In another time, the run stopped at epoch=107 of 200 epochs

ptrblck · October 4, 2020, 3:18am

Could you check, if you are running out of memory, please?

marwa1 · October 4, 2020, 7:53pm

do you mean memcheck … yes i do and this is the output:
========= CUDA-MEMCHECK
========= ERROR SUMMARY: 0 errors

marwa1 · October 4, 2020, 7:54pm

and if this may be the cause what is the solution ??? reduce the batch size can fix

ptrblck · October 5, 2020, 6:05am

No, I meant if your GPU memory is filling up and you thus cannot allocate any more data on the device.
You can check the memory usage via nvidia-smi or in your script via e.g. torch.cuda.memory_allocated().

Are you using custom CUDA code or did you execute cuda-memcheck just on the complete PyTorch model?

marwa1 · October 5, 2020, 6:06pm

I executed 'cuda-memcheck` on the complete PyTorch model

marwa1 · October 5, 2020, 6:09pm

please explain more. where to add this in my script?

marwa1 · October 5, 2020, 6:12pm

is this true where the tensors ‘logits and impf’ have the same size ?

ptrblck · October 5, 2020, 11:28pm

You could add it e.g. at the beginning and at the end of each iteration to check the allocated memory, which would show if you are close to the device limit. Note that this call does not return the memory usage of the CUDA context or from other applications.
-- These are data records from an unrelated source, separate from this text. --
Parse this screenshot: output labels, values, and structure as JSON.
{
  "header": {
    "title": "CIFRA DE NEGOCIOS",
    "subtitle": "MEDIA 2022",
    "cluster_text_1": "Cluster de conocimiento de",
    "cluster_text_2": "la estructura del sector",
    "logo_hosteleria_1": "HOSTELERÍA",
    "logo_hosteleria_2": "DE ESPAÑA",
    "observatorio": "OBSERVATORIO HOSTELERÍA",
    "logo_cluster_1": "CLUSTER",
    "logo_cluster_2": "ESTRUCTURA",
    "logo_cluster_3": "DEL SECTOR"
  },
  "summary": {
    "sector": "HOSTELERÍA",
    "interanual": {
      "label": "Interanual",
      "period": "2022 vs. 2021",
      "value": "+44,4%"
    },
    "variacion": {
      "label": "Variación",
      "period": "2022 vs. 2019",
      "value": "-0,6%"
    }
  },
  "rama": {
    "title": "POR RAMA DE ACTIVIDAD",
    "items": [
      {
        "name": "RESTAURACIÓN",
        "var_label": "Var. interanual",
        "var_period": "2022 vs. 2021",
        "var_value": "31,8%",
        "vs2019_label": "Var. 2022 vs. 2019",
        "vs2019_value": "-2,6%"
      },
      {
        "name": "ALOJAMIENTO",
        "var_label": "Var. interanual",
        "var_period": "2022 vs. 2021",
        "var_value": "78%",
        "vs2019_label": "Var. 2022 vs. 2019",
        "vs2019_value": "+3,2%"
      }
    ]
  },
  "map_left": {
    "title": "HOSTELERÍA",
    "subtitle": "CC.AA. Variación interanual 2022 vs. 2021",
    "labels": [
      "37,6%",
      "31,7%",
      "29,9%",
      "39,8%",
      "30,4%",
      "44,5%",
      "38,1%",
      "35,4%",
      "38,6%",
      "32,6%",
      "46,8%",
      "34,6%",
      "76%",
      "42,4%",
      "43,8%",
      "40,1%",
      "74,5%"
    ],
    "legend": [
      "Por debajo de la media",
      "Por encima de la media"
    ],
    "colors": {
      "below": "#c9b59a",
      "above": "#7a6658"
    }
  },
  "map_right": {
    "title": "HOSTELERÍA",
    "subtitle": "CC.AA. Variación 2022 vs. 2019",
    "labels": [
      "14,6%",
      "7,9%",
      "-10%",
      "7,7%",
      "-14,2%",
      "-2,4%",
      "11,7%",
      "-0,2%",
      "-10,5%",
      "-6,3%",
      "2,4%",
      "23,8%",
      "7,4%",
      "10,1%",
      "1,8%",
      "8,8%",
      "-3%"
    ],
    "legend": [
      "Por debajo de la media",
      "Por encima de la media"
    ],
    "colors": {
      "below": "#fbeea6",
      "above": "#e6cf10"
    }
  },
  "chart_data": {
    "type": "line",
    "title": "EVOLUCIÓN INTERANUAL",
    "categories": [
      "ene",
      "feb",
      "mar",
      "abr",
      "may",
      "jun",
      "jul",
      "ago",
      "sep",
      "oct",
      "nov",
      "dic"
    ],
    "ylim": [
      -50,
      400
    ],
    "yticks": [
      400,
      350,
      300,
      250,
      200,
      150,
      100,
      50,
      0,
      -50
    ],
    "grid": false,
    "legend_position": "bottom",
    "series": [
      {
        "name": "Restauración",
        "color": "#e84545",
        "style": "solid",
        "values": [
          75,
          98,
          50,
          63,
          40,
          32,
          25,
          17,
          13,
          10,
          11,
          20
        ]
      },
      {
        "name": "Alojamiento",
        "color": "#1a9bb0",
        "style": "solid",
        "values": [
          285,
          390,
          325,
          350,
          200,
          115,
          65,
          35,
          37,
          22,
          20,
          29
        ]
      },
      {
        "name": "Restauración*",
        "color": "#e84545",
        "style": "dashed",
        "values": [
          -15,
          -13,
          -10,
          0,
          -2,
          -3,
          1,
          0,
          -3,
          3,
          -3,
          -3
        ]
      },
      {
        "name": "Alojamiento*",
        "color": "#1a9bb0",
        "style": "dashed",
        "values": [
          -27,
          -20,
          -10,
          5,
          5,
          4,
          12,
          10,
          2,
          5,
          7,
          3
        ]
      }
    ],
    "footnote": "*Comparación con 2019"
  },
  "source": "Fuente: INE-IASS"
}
marwa1 · October 8, 2020, 12:37pm

the output is:
Epoch: 001/200 | Batch 0000/0343 | Cost: 38.0783
memory allocated after 369382912
memory allocated before 346285056
memory allocated after 369382912
memory allocated before 346285056
memory allocated after 369382912
memory allocated before 346285056
memory allocated after 369382912
memory allocated before 346285056
memory allocated after 369382912
memory allocated before 346285056
memory allocated after 369382912

and this repeated for all epochs …so I found that the used memory is almost constant during each iteration. in the other side the run stopped at epoch 17 with a new error :

ptrblck · October 8, 2020, 10:46pm

In that case could you rerun the code with

CUDA_LAUNCH_BLOCKING=1 python script.py args

and post the stack trace here?

marwa1 · October 9, 2020, 12:12pm

I am already using this format

ptrblck · October 9, 2020, 5:26pm

Could you update to PyTorch 1.6 or the nightly/master, since 1.5 had an issue where device assert statements were ignored.
This could mean that you are in fact hitting a valid assert.
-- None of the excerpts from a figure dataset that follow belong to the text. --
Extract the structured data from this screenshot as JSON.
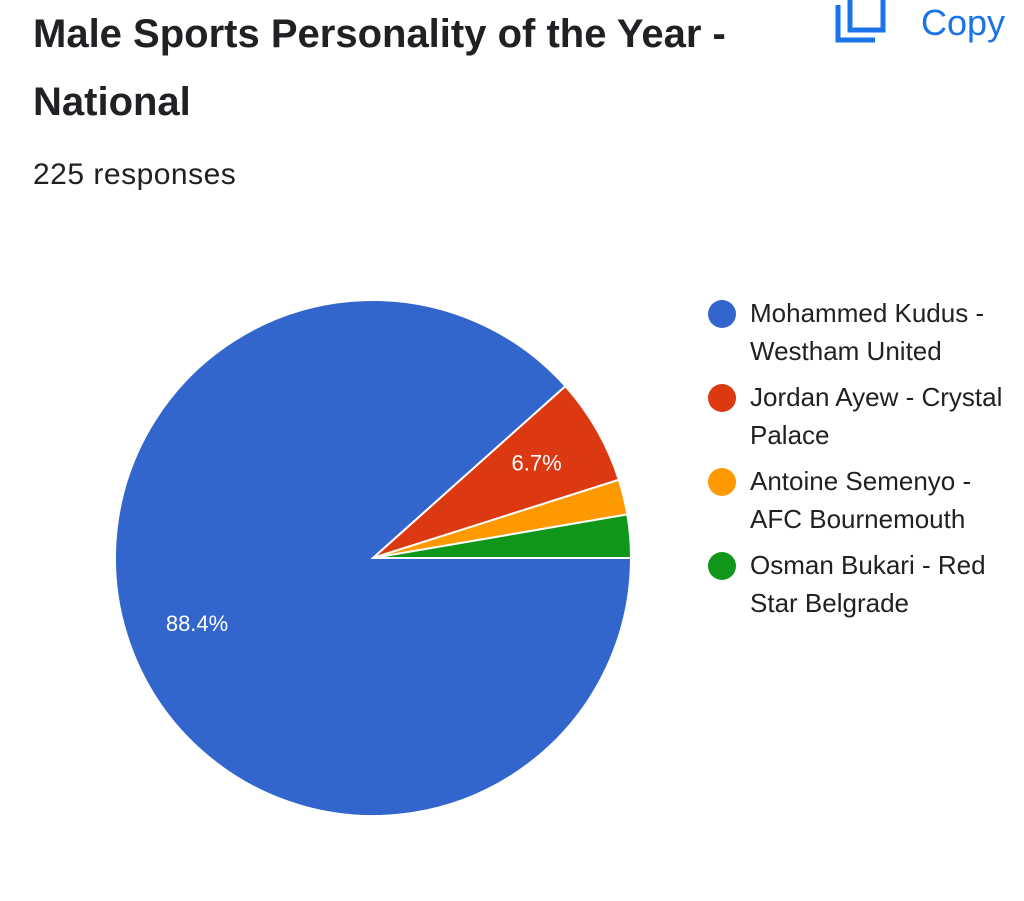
{
  "chart_data": {
    "type": "pie",
    "title": "Male Sports Personality of the Year - National",
    "subtitle": "225 responses",
    "copy_button": "Copy",
    "categories": [
      "Mohammed Kudus - Westham United",
      "Jordan Ayew - Crystal Palace",
      "Antoine Semenyo - AFC Bournemouth",
      "Osman Bukari - Red Star Belgrade"
    ],
    "values": [
      88.4,
      6.7,
      2.2,
      2.7
    ],
    "value_labels": [
      "88.4%",
      "6.7%",
      null,
      null
    ],
    "colors": [
      "#3366cc",
      "#dc3912",
      "#ff9900",
      "#109618"
    ],
    "legend": "right"
  }
}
marwa1 · October 12, 2020, 12:11pm

Are you mean that PyTorch `1.5’ is the reason not an error in my script

marwa1 · October 12, 2020, 12:14pm

I noticed that the code stoped at the same line in many time :
impf=impf.to(device)

where it done will at the small data

ptrblck · October 13, 2020, 5:00am

Yes, since (some) assert statements were broken in PyTorch 1.5, thus you would have to update to 1.6 or the nightly binary.

Is this a new issue or why is the code not crashing anymore?